In 1988 the first plaintiff, known professionally as George Michael, and two of his companies entered into agreements in respect of his performances as a recording artist with the defendant, CBS (UK) Ltd. He has now brought proceedings claiming that he is not bound by the agreements as they are in unlawful restraint of trade.
The Sony Corporation of Japan has taken over the CBS group. To know the full extent of the benefits passed by the plaintiffs under the recording agreements it is necessary to discover the benefits obtained by the Sony group worldwide. The plaintiffs applied to the court for the issue of a letter of request, addressed to the New York court, seeking that court's assistance.
The plaintiffs wish the New York court to require Sony Music Entertainments Inc, a Sony company in NY, to produce certain documents.
The defendant contends that under Order 39, rule 2 of the Rules of the Supreme Court, an English court can issue a letter of request for the attendance of a person to be examined and to produce documents but the English court has no jurisdiction to issue a letter of request concerned only with the production of documents.
Since under English law a company cannot be required to attend by its proper officer to give oral evidence, an order to produce a company's documents cannot be directed to an individual and therefore an order to produce documents does not lie against a company.
Mark Cran QC, Ian Mill and Pushpinder Saini (Sheridans) for the plaintiffs; Gordon Pollock QC and David Unwin (Clintons) for the defendants.
SIR DONALD NICHOLLS V-C said that Order 39, rule 2 provided that the court, where it appeared necessary for the purpose of justice, might make an order for the examination of any person on oath before a judge or examiner. The United Kingdom and the United States of America were both signatories to the Hague Convention on the taking of evidence abroad in civil or commercial matters.

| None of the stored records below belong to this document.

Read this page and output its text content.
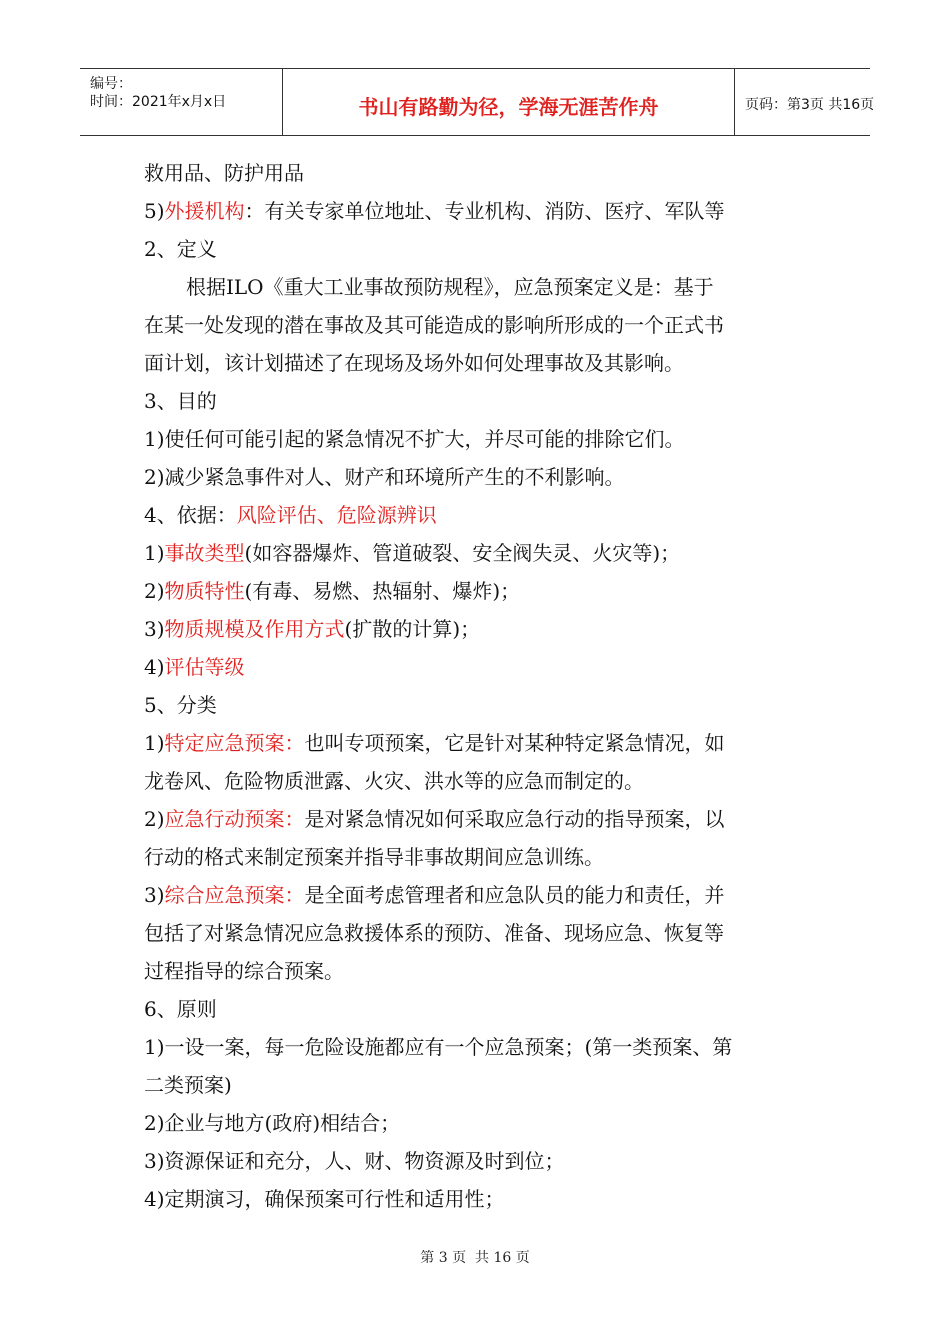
编号：
时间：2021年x月x日	书山有路勤为径，学海无涯苦作舟	页码：第3页 共16页
救用品、防护用品
5)外援机构：有关专家单位地址、专业机构、消防、医疗、军队等
2、定义
根据ILO《重大工业事故预防规程》，应急预案定义是：基于
在某一处发现的潜在事故及其可能造成的影响所形成的一个正式书
面计划，该计划描述了在现场及场外如何处理事故及其影响。
3、目的
1)使任何可能引起的紧急情况不扩大，并尽可能的排除它们。
2)减少紧急事件对人、财产和环境所产生的不利影响。
4、依据：风险评估、危险源辨识
1)事故类型(如容器爆炸、管道破裂、安全阀失灵、火灾等)；
2)物质特性(有毒、易燃、热辐射、爆炸)；
3)物质规模及作用方式(扩散的计算)；
4)评估等级
5、分类
1)特定应急预案：也叫专项预案，它是针对某种特定紧急情况，如
龙卷风、危险物质泄露、火灾、洪水等的应急而制定的。
2)应急行动预案：是对紧急情况如何采取应急行动的指导预案，以
行动的格式来制定预案并指导非事故期间应急训练。
3)综合应急预案：是全面考虑管理者和应急队员的能力和责任，并
包括了对紧急情况应急救援体系的预防、准备、现场应急、恢复等
过程指导的综合预案。
6、原则
1)一设一案，每一危险设施都应有一个应急预案；(第一类预案、第
二类预案)
2)企业与地方(政府)相结合；
3)资源保证和充分，人、财、物资源及时到位；
4)定期演习，确保预案可行性和适用性；
第 3 页  共 16 页
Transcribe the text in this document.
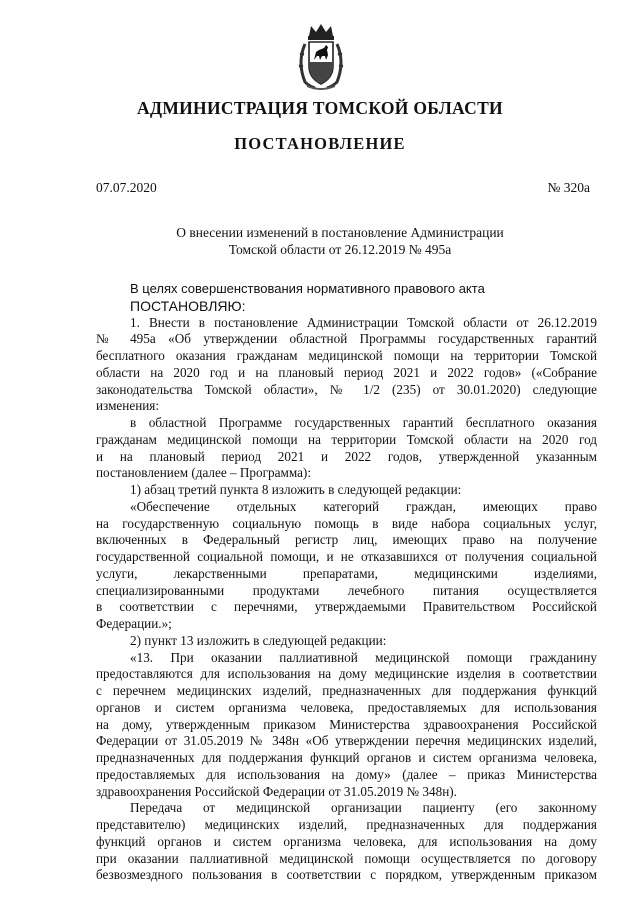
АДМИНИСТРАЦИЯ ТОМСКОЙ ОБЛАСТИ
ПОСТАНОВЛЕНИЕ
07.07.2020	№ 320а
О внесении изменений в постановление Администрации
Томской области от 26.12.2019 № 495а
В целях совершенствования нормативного правового акта
ПОСТАНОВЛЯЮ:
1. Внести в постановление Администрации Томской области от 26.12.2019
№ 495а «Об утверждении областной Программы государственных гарантий
бесплатного оказания гражданам медицинской помощи на территории Томской
области на 2020 год и на плановый период 2021 и 2022 годов» («Собрание
законодательства Томской области», № 1/2 (235) от 30.01.2020) следующие
изменения:
в областной Программе государственных гарантий бесплатного оказания
гражданам медицинской помощи на территории Томской области на 2020 год
и на плановый период 2021 и 2022 годов, утвержденной указанным
постановлением (далее – Программа):
1) абзац третий пункта 8 изложить в следующей редакции:
«Обеспечение отдельных категорий граждан, имеющих право
на государственную социальную помощь в виде набора социальных услуг,
включенных в Федеральный регистр лиц, имеющих право на получение
государственной социальной помощи, и не отказавшихся от получения социальной
услуги, лекарственными препаратами, медицинскими изделиями,
специализированными продуктами лечебного питания осуществляется
в соответствии с перечнями, утверждаемыми Правительством Российской
Федерации.»;
2) пункт 13 изложить в следующей редакции:
«13. При оказании паллиативной медицинской помощи гражданину
предоставляются для использования на дому медицинские изделия в соответствии
с перечнем медицинских изделий, предназначенных для поддержания функций
органов и систем организма человека, предоставляемых для использования
на дому, утвержденным приказом Министерства здравоохранения Российской
Федерации от 31.05.2019 № 348н «Об утверждении перечня медицинских изделий,
предназначенных для поддержания функций органов и систем организма человека,
предоставляемых для использования на дому» (далее – приказ Министерства
здравоохранения Российской Федерации от 31.05.2019 № 348н).
Передача от медицинской организации пациенту (его законному
представителю) медицинских изделий, предназначенных для поддержания
функций органов и систем организма человека, для использования на дому
при оказании паллиативной медицинской помощи осуществляется по договору
безвозмездного пользования в соответствии с порядком, утвержденным приказом
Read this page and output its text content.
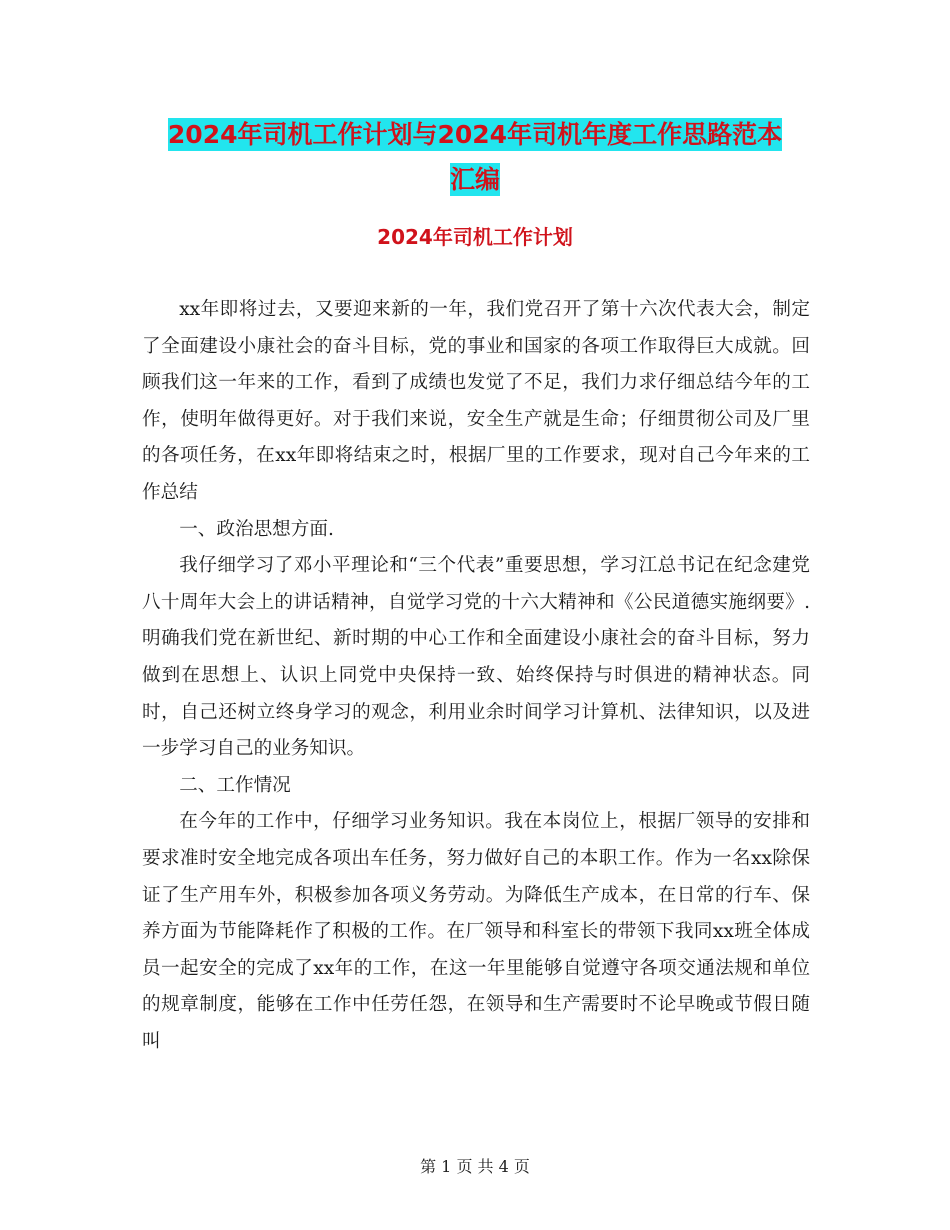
2024年司机工作计划与2024年司机年度工作思路范本
汇编
2024年司机工作计划

xx年即将过去，又要迎来新的一年，我们党召开了第十六次代表大会，制定了全面建设小康社会的奋斗目标，党的事业和国家的各项工作取得巨大成就。回顾我们这一年来的工作，看到了成绩也发觉了不足，我们力求仔细总结今年的工作，使明年做得更好。对于我们来说，安全生产就是生命；仔细贯彻公司及厂里的各项任务，在xx年即将结束之时，根据厂里的工作要求，现对自己今年来的工作总结

一、政治思想方面.

我仔细学习了邓小平理论和“三个代表”重要思想，学习江总书记在纪念建党八十周年大会上的讲话精神，自觉学习党的十六大精神和《公民道德实施纲要》.明确我们党在新世纪、新时期的中心工作和全面建设小康社会的奋斗目标，努力做到在思想上、认识上同党中央保持一致、始终保持与时俱进的精神状态。同时，自己还树立终身学习的观念，利用业余时间学习计算机、法律知识，以及进一步学习自己的业务知识。

二、工作情况

在今年的工作中，仔细学习业务知识。我在本岗位上，根据厂领导的安排和要求准时安全地完成各项出车任务，努力做好自己的本职工作。作为一名xx除保证了生产用车外，积极参加各项义务劳动。为降低生产成本，在日常的行车、保养方面为节能降耗作了积极的工作。在厂领导和科室长的带领下我同xx班全体成员一起安全的完成了xx年的工作，在这一年里能够自觉遵守各项交通法规和单位的规章制度，能够在工作中任劳任怨，在领导和生产需要时不论早晚或节假日随叫

第 1 页 共 4 页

The Evidence (Proceedings in Other Jurisdictions) Act 1975 gave effect to the UK's treaty obligations.
The defendant contended that before the English court could issue a letter of request seeking only the production of documents, the rules needed amending. That contention could not be accepted.
The jurisdiction of the High Court to make a request to the court of another country for assistance in obtaining evidence did not derive from statute, or even from the Rules of the Supreme Court.
Those rules regulated and prescribed the practice and procedure to followed in the Supreme Court. They regulated the exercise of the court of its jurisdiction.
The court's power to issue a letter of request stemmed from the jurisdiction inherent in the court. Inherent in the court was power to do those acts which the court must have to maintain its character as a court of justice. When a letter of request was issued, the English court was doing no more than making a request to a foreign court for assistance. It was not making an order. The subject matter on which assistance was sought, the obtaining of evidence, was one over which the court had long exercised close control.
Cape Copper Co v Comptoir d'Escompte de Paris (1890) 38 WR 763 should not be taken to exlude the exercise by the court of its inherent jurisdiction to issue a letter of request to the judicial authorities of a foreign country seeking their aid in the production of documents.
The plaintiffs were not entitled to seek what was in substance discovery. The letter of request must be confined to particular documents, although they might be described compendiously.